In attempts to teach that guns are not toys, one iPhone case is setting the cause back considerably. Recently, spokesman for the Ocean County Prosecutor's Office in New Jersey, Della Fave, posted a photo of herself carrying an iPhone gun case in her back pocket, proving that the accessory could easily be mistaken as a dangerous weapon. Particularly in tense situations involving police officers, reaching into one's pocket can already be perceived as a threatening action. And withdrawing a phone that closely resembles a firearm seems like a recipe for disaster.
This is a REAL thing. #iPhone gun case. Cops say you should NOT buy it because it can be mistaken for a real gun pic.twitter.com/qYmReMdKnr
— Lisa Remillard (@LisaRemillard) July 1, 2015
The most convenient way to hold the phone when it's in the case is in the same manner as one would hold the semiautomatic compact pistol it is meant to resemble. Said Fave, if someone with the case draws the phone, "the first thing [an officer would] see as it's coming up is the trigger guard and the butt of the gun. This doesn't seem like a good idea at all to me."
While it is unclear who actually makes the ill-conceived product, Japan Trend Shop, a retailer of one such case, says in its online product description, "The app [ease] means you can play games of Russian Roulette at parties! Don't worry, you can't actually shoot anyone." The case sells for between $5 and $49, but police officers warn that owners may pay a higher price if they find themselves in precarious scenarios with law enforcement officials.

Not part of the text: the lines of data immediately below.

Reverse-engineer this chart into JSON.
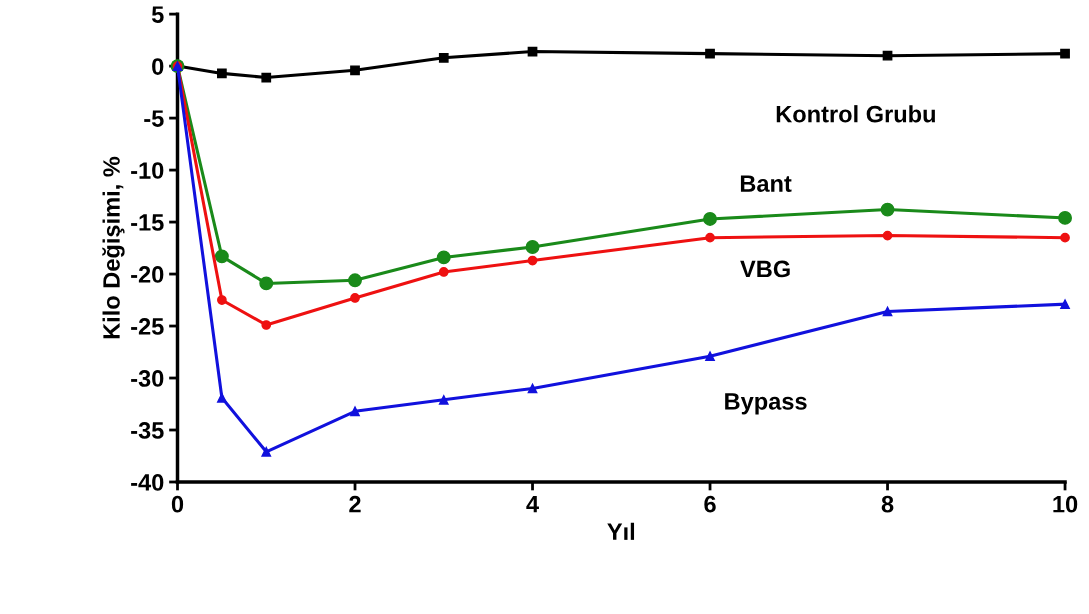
{
  "chart_data": {
    "type": "line",
    "xlabel": "Yıl",
    "ylabel": "Kilo Değişimi, %",
    "x": [
      0,
      0.5,
      1,
      2,
      3,
      4,
      6,
      8,
      10
    ],
    "series": [
      {
        "name": "Kontrol Grubu",
        "color": "#000000",
        "marker": "square",
        "values": [
          0,
          -0.7,
          -1.1,
          -0.4,
          0.8,
          1.4,
          1.2,
          1.0,
          1.2
        ]
      },
      {
        "name": "Bant",
        "color": "#1a8a1a",
        "marker": "circle",
        "values": [
          0,
          -18.3,
          -20.9,
          -20.6,
          -18.4,
          -17.4,
          -14.7,
          -13.8,
          -14.6
        ]
      },
      {
        "name": "VBG",
        "color": "#ee1111",
        "marker": "circle",
        "values": [
          0,
          -22.5,
          -24.9,
          -22.3,
          -19.8,
          -18.7,
          -16.5,
          -16.3,
          -16.5
        ]
      },
      {
        "name": "Bypass",
        "color": "#1111dd",
        "marker": "triangle",
        "values": [
          0,
          -31.9,
          -37.1,
          -33.2,
          -32.1,
          -31.0,
          -27.9,
          -23.6,
          -22.9
        ]
      }
    ],
    "xlim": [
      0,
      10
    ],
    "xticks": [
      0,
      2,
      4,
      6,
      8,
      10
    ],
    "ylim": [
      -40,
      5
    ],
    "yticks": [
      -40,
      -35,
      -30,
      -25,
      -20,
      -15,
      -10,
      -5,
      0,
      5
    ],
    "grid": false,
    "legend": false,
    "line_style": "solid"
  }
}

An NYPD officer from Queens tweeted an image of the all too convincing case, saying, "I would NOT suggest purchasing this cell phone case, which was designed to look like a firearm."
I would NOT suggest purchasing this cell phone case, which was designed to look like a firearm. #BeSmart #BeSafe pic.twitter.com/swsWzD1sdY
— NYPD 112th Precinct (@NYPD112Pct) June 30, 2015
Many are calling for the case to be banned altogether, with one former officer calling the accessory "the stupidest, most dangerous thing I've ever seen" in an interview with the New York Daily News. So be wise about how you dress up your iPhone, and don't turn it into a pretend hazard that could be a hazard to yourself.